Saat Jenn ditampar dan diseret kasar oleh Willy, ponselnya terjatuh. Sebelum Kenn mendekat dan menghajar lelaki itu, dia terlebih dulu mengambil ponsel Jenn, dan menyimpannya disaku celana.
Saat memastikan Jenn sudah aman, kedua lelaki tampan itu berpamitan dari sana. Sesampainya diparkiran rumah sakit, langkah Kenn terhenti, kala mendengar dering ponsel. Tapi dia tahu, itu bukan berasal dari ponselnya. Dia teringat ponsel Jenn ada padanya. Diraihnya benda pipih persegi itu, dan melihat sebuah nama yang dilengkapi emoji hati berwarna merah tertera disana.

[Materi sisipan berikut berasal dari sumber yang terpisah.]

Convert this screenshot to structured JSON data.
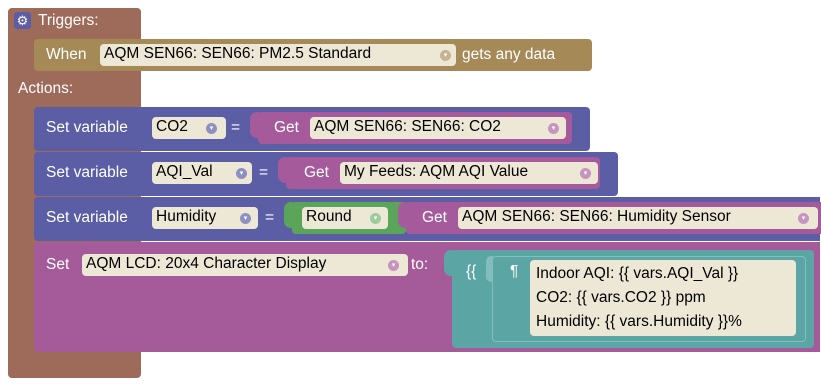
{
  "triggers": {
    "label": "Triggers:",
    "gear_icon": "gear-icon",
    "when_label": "When",
    "feed": "AQM SEN66: SEN66: PM2.5 Standard",
    "suffix": "gets any data"
  },
  "actions": {
    "label": "Actions:",
    "blocks": [
      {
        "set_label": "Set variable",
        "var": "CO2",
        "eq": "=",
        "get_label": "Get",
        "feed": "AQM SEN66: SEN66: CO2"
      },
      {
        "set_label": "Set variable",
        "var": "AQI_Val",
        "eq": "=",
        "get_label": "Get",
        "feed": "My Feeds: AQM AQI Value"
      },
      {
        "set_label": "Set variable",
        "var": "Humidity",
        "eq": "=",
        "round_label": "Round",
        "get_label": "Get",
        "feed": "AQM SEN66: SEN66: Humidity Sensor"
      }
    ],
    "display": {
      "set_label": "Set",
      "target": "AQM LCD: 20x4 Character Display",
      "to_label": "to:",
      "template_braces": "{{",
      "pilcrow": "¶",
      "lines": [
        "Indoor AQI: {{ vars.AQI_Val }}",
        "CO2: {{ vars.CO2 }} ppm",
        "Humidity: {{ vars.Humidity }}%"
      ]
    }
  },
  "colors": {
    "root": "#9e6a59",
    "trigger": "#a58a57",
    "variable": "#5c5ea5",
    "getter": "#a55b9b",
    "round": "#5ba55b",
    "display": "#a55b99",
    "template": "#5ba5a5",
    "field_bg": "#ede7d6"
  },
  "icons": {
    "dropdown": "▾"
  }
}
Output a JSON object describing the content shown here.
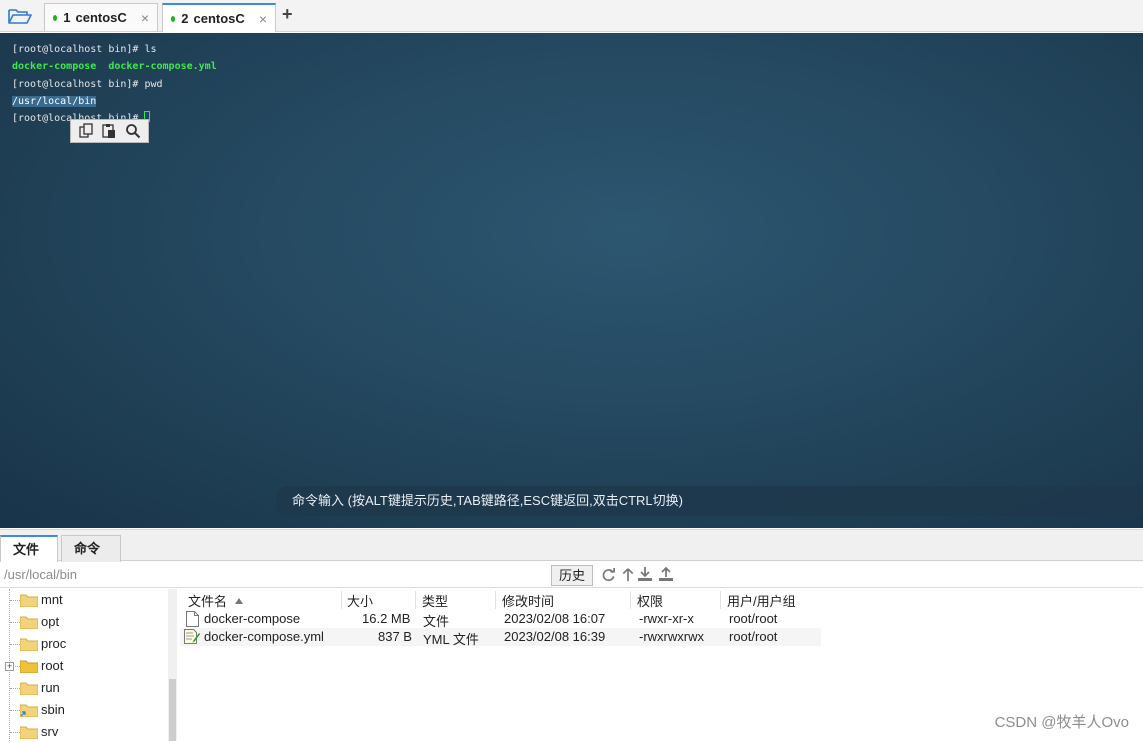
{
  "tabs": [
    {
      "num": "1",
      "label": "centosC",
      "close": "×",
      "status_color": "#1fb31f"
    },
    {
      "num": "2",
      "label": "centosC",
      "close": "×",
      "status_color": "#1fb31f"
    }
  ],
  "new_tab": "+",
  "terminal": {
    "line1": "[root@localhost bin]# ls",
    "line2_a": "docker-compose",
    "line2_b": "docker-compose.yml",
    "line3": "[root@localhost bin]# pwd",
    "line4": "/usr/local/bin",
    "line5": "[root@localhost bin]# ",
    "context_menu": [
      "copy-icon",
      "paste-icon",
      "search-icon"
    ],
    "cmd_placeholder": "命令输入 (按ALT键提示历史,TAB键路径,ESC键返回,双击CTRL切换)",
    "grip": "....",
    "accent_color": "#3ee94b"
  },
  "lower_tabs": [
    "文件",
    "命令"
  ],
  "pathbar": {
    "path": "/usr/local/bin",
    "history": "历史",
    "icons": [
      "refresh-icon",
      "up-dir-icon",
      "download-icon",
      "upload-icon"
    ]
  },
  "tree": [
    {
      "label": "mnt",
      "expandable": false
    },
    {
      "label": "opt",
      "expandable": false
    },
    {
      "label": "proc",
      "expandable": false
    },
    {
      "label": "root",
      "expandable": true
    },
    {
      "label": "run",
      "expandable": false
    },
    {
      "label": "sbin",
      "expandable": false
    },
    {
      "label": "srv",
      "expandable": false
    }
  ],
  "files": {
    "headers": [
      "文件名",
      "大小",
      "类型",
      "修改时间",
      "权限",
      "用户/用户组"
    ],
    "rows": [
      {
        "name": "docker-compose",
        "size": "16.2 MB",
        "type": "文件",
        "mtime": "2023/02/08 16:07",
        "perm": "-rwxr-xr-x",
        "owner": "root/root"
      },
      {
        "name": "docker-compose.yml",
        "size": "837 B",
        "type": "YML 文件",
        "mtime": "2023/02/08 16:39",
        "perm": "-rwxrwxrwx",
        "owner": "root/root"
      }
    ]
  },
  "watermark": "CSDN @牧羊人Ovo"
}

Dengan rasa yang berkecamuk, Kenn menerima panggilan itu. Kenn tidak sebodoh itu, untuk mengartikan siapa gerangan penelepon dengan simbol hati itu. Dia tahu, seseorang disana mungkin saja cemas.
"Halo"
".. ??.. "
"Ehm, maaf saya cuman nolongin kekasih anda tadi. Ponselnya tadi jatuh, dan saya lupa mengembalikan.
" ..??.. "
"Rumah sakit"
Kata terakhir dari Kenn. Langsung panggilan itu pun berakhir.

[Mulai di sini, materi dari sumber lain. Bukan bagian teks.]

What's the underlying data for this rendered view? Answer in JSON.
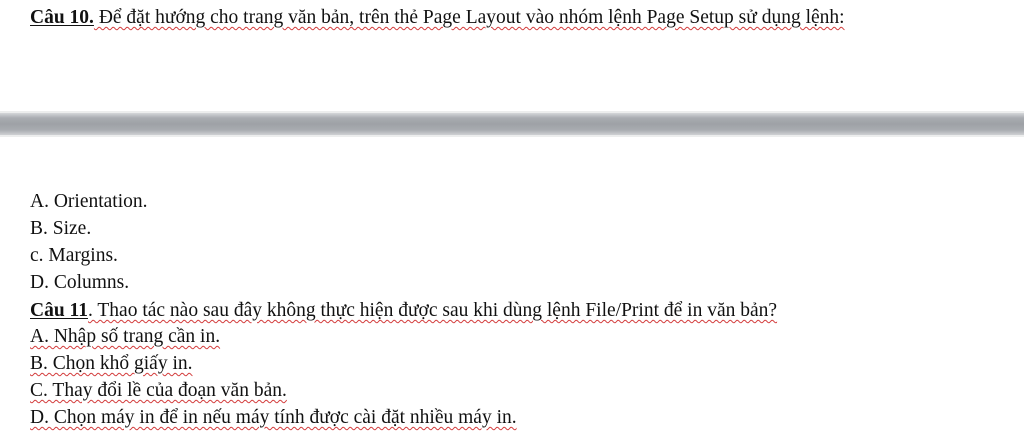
{
  "question10": {
    "title": "Câu 10.",
    "text": " Để đặt hướng cho trang văn bản, trên thẻ Page Layout vào nhóm lệnh Page Setup sử dụng lệnh:",
    "options": [
      "A. Orientation.",
      "B. Size.",
      "c. Margins.",
      "D. Columns."
    ]
  },
  "question11": {
    "title": "Câu 11",
    "text": ". Thao tác nào sau đây không thực hiện được sau khi dùng lệnh File/Print để in văn bản?",
    "options": [
      "A. Nhập số trang cần in.",
      "B. Chọn khổ giấy in.",
      "C. Thay đổi lề của đoạn văn bản.",
      "D. Chọn máy in để in nếu máy tính được cài đặt nhiều máy in."
    ]
  }
}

"Siapa ?" tanya Farel penasaran.
Kenn mengedikan bahunya "Pacar Jenn. Tunggu sebentar, gue balikin dulu ponselnya" Kenn kembali berjalan masuk, dan menemui teman-teman Jenn disana.
"Maaf, ini ponselnya Jenn. Tadi ada yang nelpon"

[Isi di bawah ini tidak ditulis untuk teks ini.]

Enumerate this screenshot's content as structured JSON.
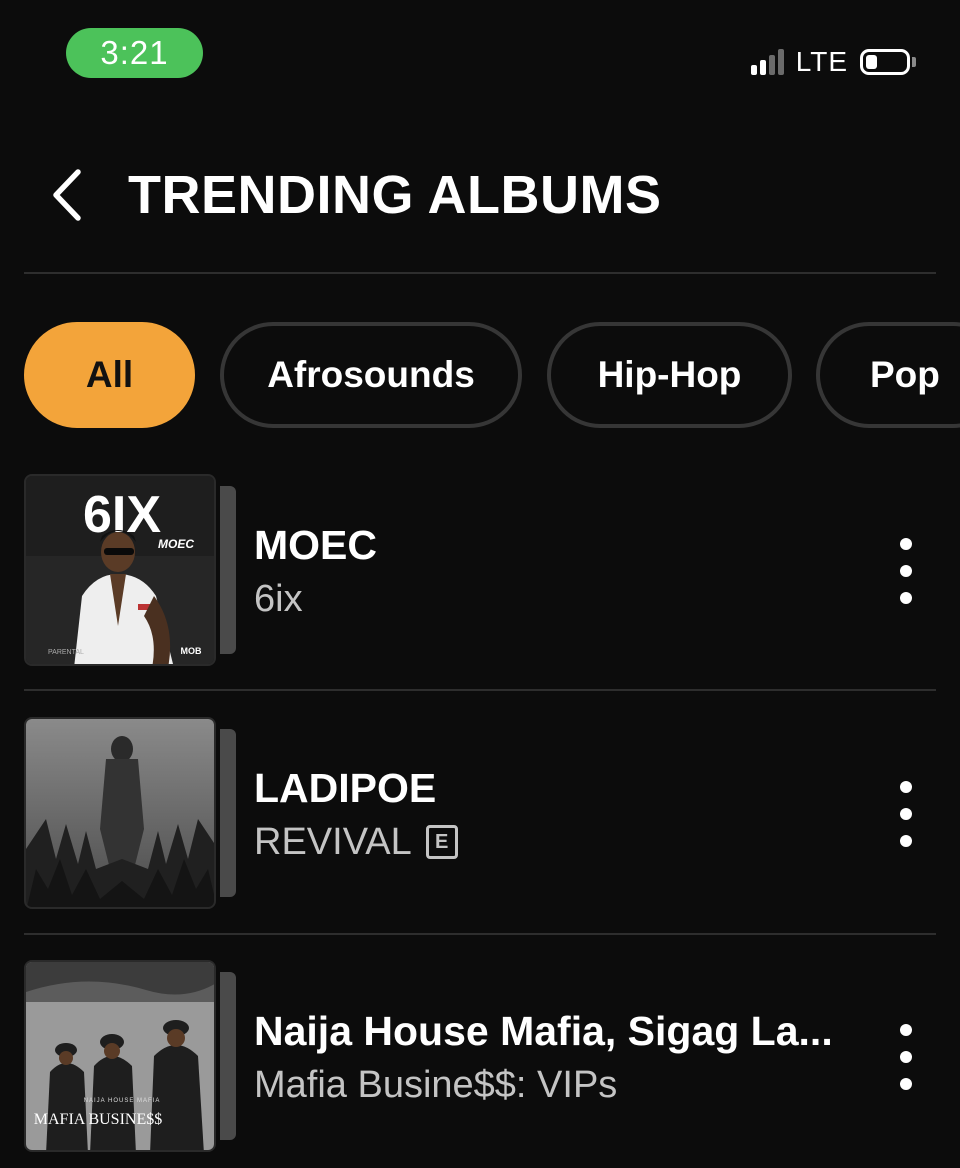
{
  "status_bar": {
    "time": "3:21",
    "network": "LTE",
    "signal_bars_active": 2,
    "signal_bars_total": 4,
    "battery_level": 0.15
  },
  "header": {
    "title": "TRENDING ALBUMS",
    "back_icon": "chevron-left-icon"
  },
  "filters": [
    {
      "label": "All",
      "active": true
    },
    {
      "label": "Afrosounds",
      "active": false
    },
    {
      "label": "Hip-Hop",
      "active": false
    },
    {
      "label": "Pop",
      "active": false
    }
  ],
  "albums": [
    {
      "artist": "MOEC",
      "title": "6ix",
      "explicit": false,
      "cover_text": "6IX",
      "cover_subtext": "MOEC",
      "cover_label": "MOB"
    },
    {
      "artist": "LADIPOE",
      "title": "REVIVAL",
      "explicit": true,
      "explicit_label": "E"
    },
    {
      "artist": "Naija House Mafia, Sigag La...",
      "title": "Mafia Busine$$: VIPs",
      "explicit": false,
      "cover_text": "MAFIA BUSINE$$",
      "cover_subtext": "NAIJA HOUSE MAFIA"
    }
  ],
  "colors": {
    "background": "#0c0c0c",
    "accent": "#f3a43a",
    "status_pill": "#4cc25a",
    "divider": "#2e2e2e",
    "secondary_text": "#c4c4c4"
  }
}
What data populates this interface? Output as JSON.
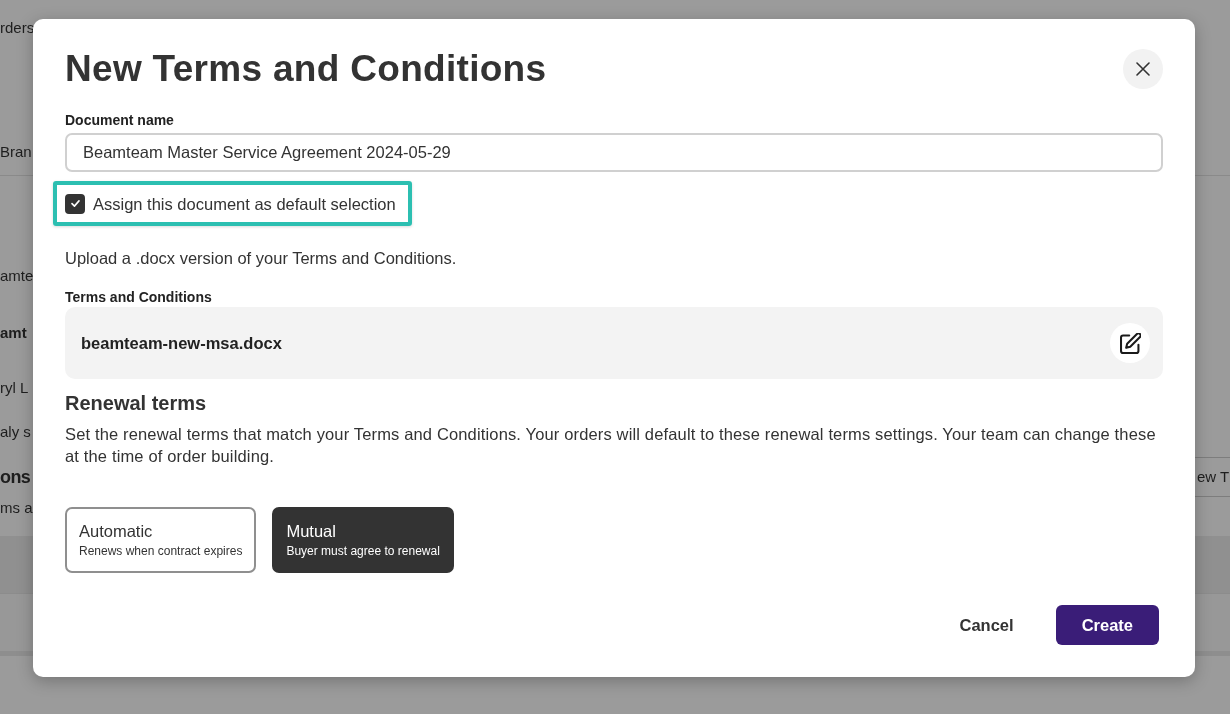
{
  "background": {
    "nav_tab": "rders",
    "tab": "Bran",
    "items": [
      {
        "text": "amte",
        "kind": "plain"
      },
      {
        "text": "amt",
        "kind": "bold"
      },
      {
        "text": "ryl L",
        "kind": "plain"
      },
      {
        "text": "aly s",
        "kind": "plain"
      }
    ],
    "section_title": "ons",
    "section_button": "ew T",
    "section_text": "ms a"
  },
  "dialog": {
    "title": "New Terms and Conditions",
    "document_name": {
      "label": "Document name",
      "value": "Beamteam Master Service Agreement 2024-05-29"
    },
    "default_checkbox": {
      "label": "Assign this document as default selection",
      "checked": true,
      "highlighted": true
    },
    "upload_hint": "Upload a .docx version of your Terms and Conditions.",
    "file": {
      "label": "Terms and Conditions",
      "filename": "beamteam-new-msa.docx"
    },
    "renewal": {
      "title": "Renewal terms",
      "description": "Set the renewal terms that match your Terms and Conditions. Your orders will default to these renewal terms settings. Your team can change these at the time of order building.",
      "options": [
        {
          "title": "Automatic",
          "subtitle": "Renews when contract expires",
          "selected": false
        },
        {
          "title": "Mutual",
          "subtitle": "Buyer must agree to renewal",
          "selected": true
        }
      ]
    },
    "buttons": [
      {
        "label": "Cancel",
        "kind": "secondary"
      },
      {
        "label": "Create",
        "kind": "primary"
      }
    ]
  }
}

"Siapa kak ? kenapa bisa ada sama kak Kenn ?" tanya Maureen.
"Tadi jatuh waktu ditarik cowok itu. Kayaknya ditelepon pacarnya".
"Hah ?" semuanya kompak berteriak. Membuat mereka ditegur beberapa perawat disana. Pasalnya, mereka tahu Alvino seperti apa. Dan tidak ingin membuat lelaki posesif itu menggila.
Putri menepuk jidatnya. "Mampusss, gue bakal diinterogasi habis-habisan, dan gue bakal kena marahnya dia. Aaarggh gara-gara Willy sialan sih" sungut Putri.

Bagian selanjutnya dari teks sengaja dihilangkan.